En 1920, Aleister Crowley loue au baron Carlo La Calce une maison basse à l'écart de Cefalù, la Villa Santa Barbara, et l'appelle Abbaye de Thélème. Le nom vient de Rabelais et de l'abbaye de Thélème de Gargantua et Pantagruel, une anti-abbaye où ne valent ni lois ni règles mais la seule volonté de ceux qui l'habitent; la règle, ici, était le Livre de la Loi que Crowley disait avoir reçu au Caire en 1904. Avec Leah Hirsig, il en fait le Collegium ad Spiritum Sanctum, école et centre mondial de sa religion qui n'en était pas une, et y réunit un groupe international de disciples de l'ordre qu'il avait fondé en 1907.
À voir
Il reste une construction basse au toit affaissé, les pièces envahies par les ronces. Les murs étaient couverts des peintures de Crowley, assez explicites pour être badigeonnées de chaux après son départ; la seule documentation complète tient dans les photographies prises par Fosco Maraini au début des années cinquante, quand le cinéaste californien Kenneth Anger passa ici trois mois d'été avec le sexologue Alfred Kinsey, à gratter la chaux pour faire réapparaître inscriptions et figures. Le film qu'il en tira, Thelema Abbey, de 1955, est considéré comme perdu. En 2005, l'artiste danois Joachim Koester a rephotographié les pièces pour sa série Morning of the Magicians.

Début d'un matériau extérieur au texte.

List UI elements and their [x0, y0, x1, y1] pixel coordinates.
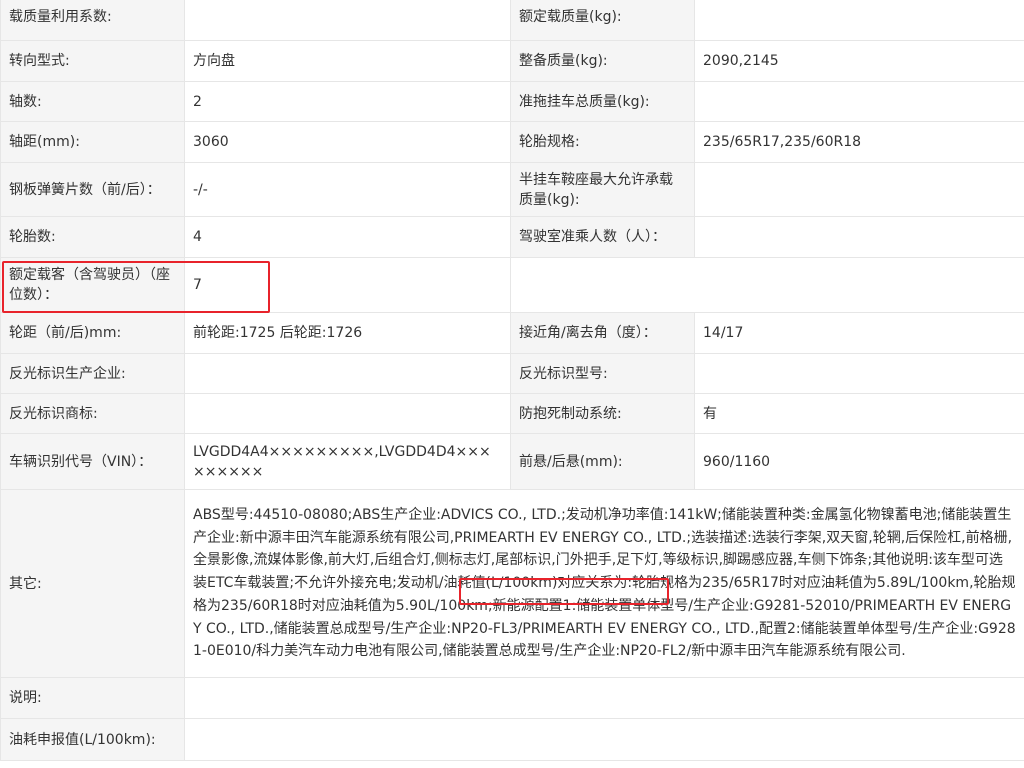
table-row: 轴距(mm): 3060 轮胎规格: 235/65R17,235/60R18 [0, 121, 1024, 163]
spec-value [184, 718, 1024, 761]
spec-label: 前悬/后悬(mm): [510, 433, 695, 490]
spec-label: 轮距（前/后)mm: [0, 312, 185, 354]
table-row: 钢板弹簧片数（前/后）： -/- 半挂车鞍座最大允许承载质量(kg): [0, 162, 1024, 217]
spec-value [694, 353, 1024, 394]
spec-value: 2 [184, 81, 511, 122]
spec-label: 车辆识别代号（VIN）： [0, 433, 185, 490]
spec-value [184, 353, 511, 394]
spec-label: 驾驶室准乘人数（人）： [510, 216, 695, 258]
table-row: 反光标识商标: 防抱死制动系统: 有 [0, 393, 1024, 434]
spec-value: 4 [184, 216, 511, 258]
spec-label: 钢板弹簧片数（前/后）： [0, 162, 185, 217]
vehicle-spec-table: 载质量利用系数: 额定载质量(kg): 转向型式: 方向盘 整备质量(kg): … [0, 0, 1024, 761]
spec-value [184, 393, 511, 434]
spec-value: 235/65R17,235/60R18 [694, 121, 1024, 163]
spec-value: 有 [694, 393, 1024, 434]
spec-label: 反光标识生产企业: [0, 353, 185, 394]
spec-value-vin: LVGDD4A4×××××××××,LVGDD4D4××××××××× [184, 433, 511, 490]
seat-count-highlight-box [2, 261, 270, 313]
spec-label: 准拖挂车总质量(kg): [510, 81, 695, 122]
spec-value: 3060 [184, 121, 511, 163]
spec-value [184, 0, 511, 41]
spec-value: 2090,2145 [694, 40, 1024, 82]
spec-label: 半挂车鞍座最大允许承载质量(kg): [510, 162, 695, 217]
table-row: 轮距（前/后)mm: 前轮距:1725 后轮距:1726 接近角/离去角（度）：… [0, 312, 1024, 354]
spec-label: 油耗申报值(L/100km): [0, 718, 185, 761]
spec-label: 轴数: [0, 81, 185, 122]
spec-label: 接近角/离去角（度）： [510, 312, 695, 354]
spec-label: 整备质量(kg): [510, 40, 695, 82]
spec-label: 轮胎数: [0, 216, 185, 258]
spec-value [694, 81, 1024, 122]
spec-value: 前轮距:1725 后轮距:1726 [184, 312, 511, 354]
spec-value [694, 0, 1024, 41]
fuel-consumption-highlight-box [459, 578, 669, 605]
spec-value: 960/1160 [694, 433, 1024, 490]
table-row: 轮胎数: 4 驾驶室准乘人数（人）： [0, 216, 1024, 258]
spec-label: 轮胎规格: [510, 121, 695, 163]
table-row: 油耗申报值(L/100km): [0, 718, 1024, 761]
table-row: 车辆识别代号（VIN）： LVGDD4A4×××××××××,LVGDD4D4×… [0, 433, 1024, 490]
spec-label: 其它: [0, 489, 185, 678]
table-row: 转向型式: 方向盘 整备质量(kg): 2090,2145 [0, 40, 1024, 82]
spec-label: 轴距(mm): [0, 121, 185, 163]
table-row: 轴数: 2 准拖挂车总质量(kg): [0, 81, 1024, 122]
table-row: 反光标识生产企业: 反光标识型号: [0, 353, 1024, 394]
spec-label: 额定载质量(kg): [510, 0, 695, 41]
spec-value [184, 677, 1024, 719]
spec-label: 防抱死制动系统: [510, 393, 695, 434]
table-row: 载质量利用系数: 额定载质量(kg): [0, 0, 1024, 41]
spec-value [694, 162, 1024, 217]
table-row: 说明: [0, 677, 1024, 719]
spec-label: 反光标识型号: [510, 353, 695, 394]
spec-value: 方向盘 [184, 40, 511, 82]
empty-cell [510, 257, 1024, 313]
spec-value: 14/17 [694, 312, 1024, 354]
spec-label: 说明: [0, 677, 185, 719]
spec-label: 反光标识商标: [0, 393, 185, 434]
spec-label: 载质量利用系数: [0, 0, 185, 41]
spec-value [694, 216, 1024, 258]
spec-value: -/- [184, 162, 511, 217]
spec-label: 转向型式: [0, 40, 185, 82]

Ce qui se passait ici est consigné dans les journaux que les adeptes devaient tenir: adorations au soleil quatre fois par jour, yoga, rituels, travaux domestiques et usage systématique de drogues. L'actrice américaine Jane Wolfe y resta trois ans sous le nom de Soror Estai; ses cahiers ont paru plus tard sous le titre Cefalu Diaries. La fin arrive en 1923 avec la mort de Raoul Loveday, étudiant d'Oxford de vingt-trois ans: sa femme Betty May accusa un rituel où l'on aurait bu le sang d'un chat, les biographes penchent pour une fièvre contractée à une source de montagne dont Crowley leur avait déconseillé l'eau. L'entretien qu'elle donna au Sunday Express et l'expulsion décidée par le gouvernement firent le reste; les femmes du groupe vendirent les meubles aux habitants pour régler les dettes et payer le voyage de retour.
La visite
Il n'y a rien à visiter: la maison est privée, en ruine et sans gardien, sans billet, sans horaires, sans panneau qui l'indique, et l'intérieur est inaccessible. En décembre 1990, la Région a signé l'arrêté de protection à la demande de la commune, dont le conseil a plusieurs fois débattu du rachat pour en faire un musée; un colloque international en 1997, Un mago a Cefalù, a tenté de relancer le projet, et en 2010 le bien a été mis en vente brièvement et sans succès. Qui monte jusque-là voit un mur extérieur et des fenêtres vides, rien de plus: la vraie visite, c'est l'histoire, pas le bâtiment.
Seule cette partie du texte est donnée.